The Pendragon logo used by the company until February 2024

The company was established when the vehicle division of Williams Holdings, which operated nineteen car dealerships, was demerged as Pendragon PLC in November 1989. From that time until April 2010, the company was chaired by Sir Nigel Rudd.

In 1990, the company expanded its portfolio to incorporate volume car franchises, such as Ford and Vauxhall. Following this, Pendragon began a series of high profile acquisitions. The Stratstone brand, largely associated with London, was acquired in 1992, establishing a relationship for Pendragon with Jaguar and Land Rover. In August 1997, the company acquired 17 volume car dealerships from Lex Service PLC.

In August 1998, Pinewood Computers was acquired by Pendragon, expanding the company's portfolio into the specialist areas of dealer management systems, telecommunications and remote security monitoring systems for the retail motor industry.

Pendragon went on to acquire Evans Halshaw of Birmingham in February 1999. After this, a further 32 franchised dealerships were bought from Lex Service PLC in March 2000.

In July 2000, Pendragon expanded into America, with their acquisition of Bauer Jaguar, the third largest Jaguar dealership in America. Throughout the remainder of 2000 and into 2001, various other dealerships based in California were acquired including, in April 2001, Hornburg, which held the Jaguar and Land Rover dealership in Los Angeles.
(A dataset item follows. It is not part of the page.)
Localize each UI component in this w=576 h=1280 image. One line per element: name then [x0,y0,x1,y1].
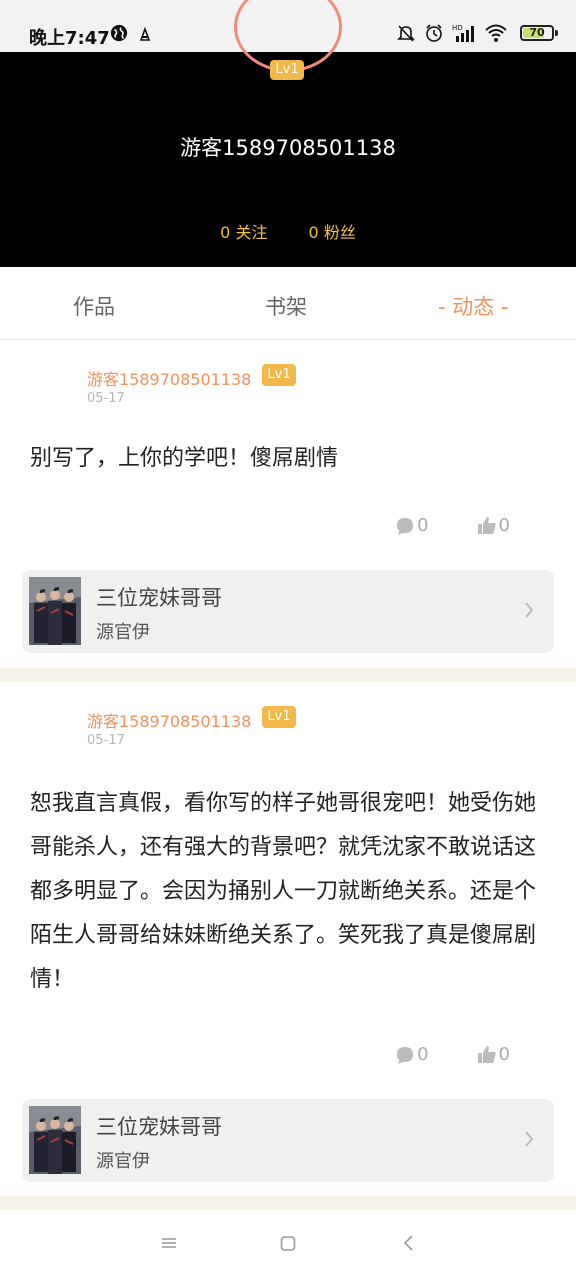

Pendragon PLC acquired C. D. Bramall of Harrogate, taking on 111 new dealerships, in March 2004, and then bought Reg Vardy PLC of Sunderland, taking on 96 new dealerships, in December 2005. However, in April 2006, Pendragon were unable to complete a proposed takeover of Lookers. Soon thereafter, the automotive industry was hit by a recession, leading to the closure of dealerships, and job cuts in both the United Kingdom and United States.

In April 2019, shares in the company fell 13%, after it posted their £2.8 million first quarter loss, substantially below the £6 million profit predicted by analysts. After an initial business review in June 2019, it was found that losses incurred by the Car Store division had jumped from £11.9m in 2018 to over £25m in 2019, as a result of excess used car stock and execution inefficiency. Its CEO, Mark Herbert, left the company after serving for just three months.

Following the sale of its motor dealerships (Stratstone, Evans Halshaw, California and Car Store) to Lithia Motors, the company changed its name from Pendragon PLC to Pinewood Technologies in February 2024.

In September 2024, Pinewood Technologies announced a strategic $4.2 million minority investment in Seez, a Dubai-based automotive AI company.

On 24 October 2024 Pinewood Technologies announced its customer-facing name is now Pinewood Automotive Intelligence, with a contemporary brand look that puts tech at the heart of the business and underpins global growth plans that were announced to investors at the company's first Capital Markets Day.

==Operations==
The company is focused on pure-play software-as-a-service for car dealerships.